Hinzu kommt all das, was sich während eines Gefechts am eigenen Mech abspielt, wenn die Kanonen glutrot überhitzen, Laserklingen blitzend ausgefahren werden, Booster dampfen oder Generatoren abkühlen. Man glimmt und wabert manchmal so ansehnlich, dass man sich selbst die Zerstörung des eigenen Kampfroboters gerne anschaut. Noch schöner sind die tollen Zeitlupen, wenn die kolossalen Feinde mit der letzten Rakete in einer Wolke aus Splittern, Rauch und Feuer aufgehen. Das Figurendesign der Gegner ist vom kleinen Wächter bis zum Boss klasse: es gibt brachial panzerartige, anmutig insektoide oder bizarr verdrehte Roboterwesen. Ein ebenso eindrucksvoll animierter wie schmerzhaft starker Gegner ist z.B. eine riesige Seespinne, die weit springt und ihre Hauer in die Erde donnert; gleichzeitig hat sie unfassbar starke Laser auf Distanz. Oder anders: FromSoftware inszeniert Mech-Ästhetik auf allerhöchstem Niveau.
Spielgefühl à la Returnal
Auch wenn auf der Meta-Ebene manches an die Soulsreihe erinnert, fühlt sich das Spiel eher an wie ein Returnal, wenn man von einfliegenden Salvenkombos und akustischen Warnsignalen in einer Bullet Hell begrüßt wird, in der hunderte Raketensprengköpfe wie eine Flutwelle heran rauschen. Man muss sehr schnell reagieren und verfügt dafür über drei Arten von Boosts in jede Richtung. Der Mech kann zwar nicht dauerhaft wie ein Jet fliegen, zumal er mit jedem Schub Energie verliert, aber man fühlt sich hier wie ein Pilot im Dogfight. Man kann schweben, beschleunigen, ausweichen, in die Höhe springen und wie eine Rakete in eine Richtung jagen. All das so zu timen, dass man nach einem Turboboost samt Bremsmanöver auf einem Turm mit einer Fläche von wenigen Quadratmetern landen oder einem Feind aus dem Flug heraus erfolgreich einen Tritt verpassen kann, verlangt einiges an Übung.
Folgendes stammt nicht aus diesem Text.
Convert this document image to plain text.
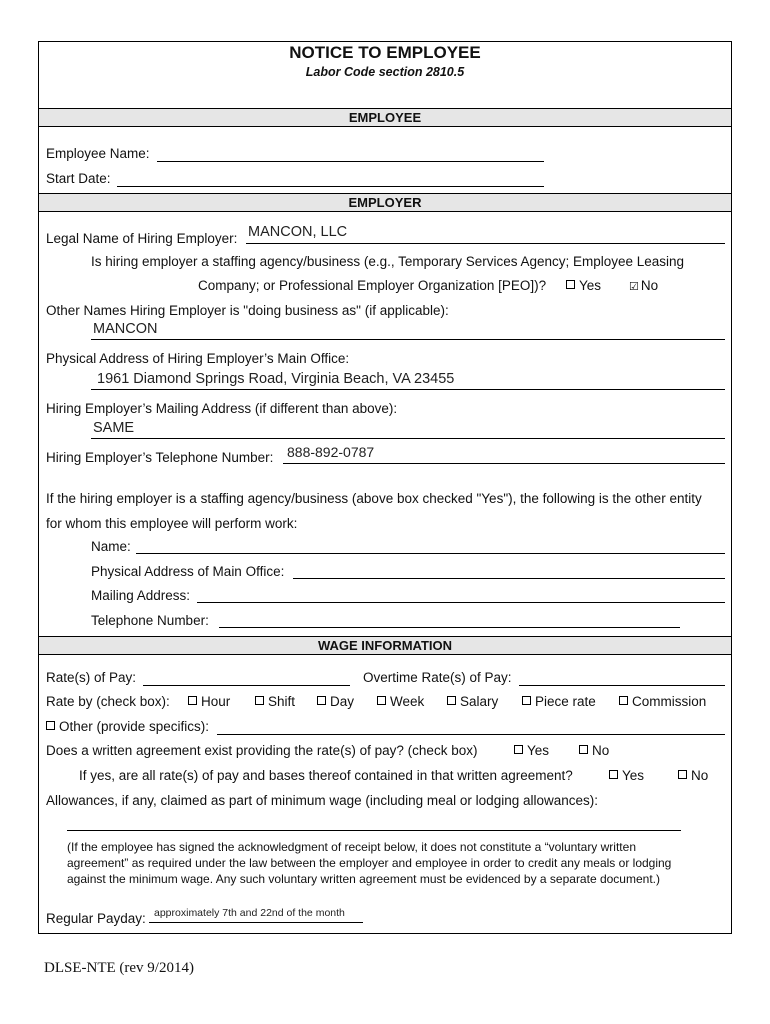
NOTICE TO EMPLOYEE
Labor Code section 2810.5
EMPLOYEE
Employee Name:
Start Date:
EMPLOYER
Legal Name of Hiring Employer: MANCON, LLC
Is hiring employer a staffing agency/business (e.g., Temporary Services Agency; Employee Leasing
Company; or Professional Employer Organization [PEO])?	Yes	☑ No
Other Names Hiring Employer is "doing business as" (if applicable):
MANCON
Physical Address of Hiring Employer’s Main Office:
1961 Diamond Springs Road, Virginia Beach, VA 23455
Hiring Employer’s Mailing Address (if different than above):
SAME
Hiring Employer’s Telephone Number: 888-892-0787
If the hiring employer is a staffing agency/business (above box checked "Yes"), the following is the other entity
for whom this employee will perform work:
Name:
Physical Address of Main Office:
Mailing Address:
Telephone Number:
WAGE INFORMATION
Rate(s) of Pay:	Overtime Rate(s) of Pay:
Rate by (check box):	Hour	Shift	Day	Week	Salary	Piece rate	Commission
Other (provide specifics):
Does a written agreement exist providing the rate(s) of pay? (check box)	Yes	No
If yes, are all rate(s) of pay and bases thereof contained in that written agreement?	Yes	No
Allowances, if any, claimed as part of minimum wage (including meal or lodging allowances):
(If the employee has signed the acknowledgment of receipt below, it does not constitute a “voluntary written
agreement” as required under the law between the employer and employee in order to credit any meals or lodging
against the minimum wage. Any such voluntary written agreement must be evidenced by a separate document.)
Regular Payday: approximately 7th and 22nd of the month
DLSE-NTE (rev 9/2014)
Und während man navigiert, kann man gleichzeitig auf mindestens vier Waffensysteme an beiden Armen und Schultern zugreifen, von der Laserklinge über die Plasmaschrotflinte oder den Napalmwerfer bis zum Raketenwerfer in zig Ausführungen; für jede erdenkliche Distanz ist etwas dabei, in mehreren Schadenstypen von Kinetik bis Impuls. Man kann auf Dauerfeuer aus allen Rohren, auf kombinierte Treffer, auf Nah- und Fernkampf, auf Streuung, Bereichswirkung oder Punktkonzentration setzen.
Sekiro lässt grüßen
Obwohl man in der Vertikale mit ihren vielen Nischen und Plattformen auch wunderbar Deckung nutzen kann, geht es auch abseits der Bossgefechte manchmal nur im direkten Duell, und da ist die Offensive Trumpf. Hier hat Director Yamamura wie erwähnt Sekiro einfließen lassen: Gegen stärkere Feinde gilt es deren Haltung über mehrfache Treffer in einem kleinen Zeitraum zu brechen, so dass sie ins Taumeln geraten und besonders anfällig sind. Aber keine Bange, das ist wesentlich einfacher als in Sekiro und man hat nicht diesen rhythmischen Konterstress. Falls man es schafft und sein Laserkatana zur Hand hat, sollte man direkt hinein jagen.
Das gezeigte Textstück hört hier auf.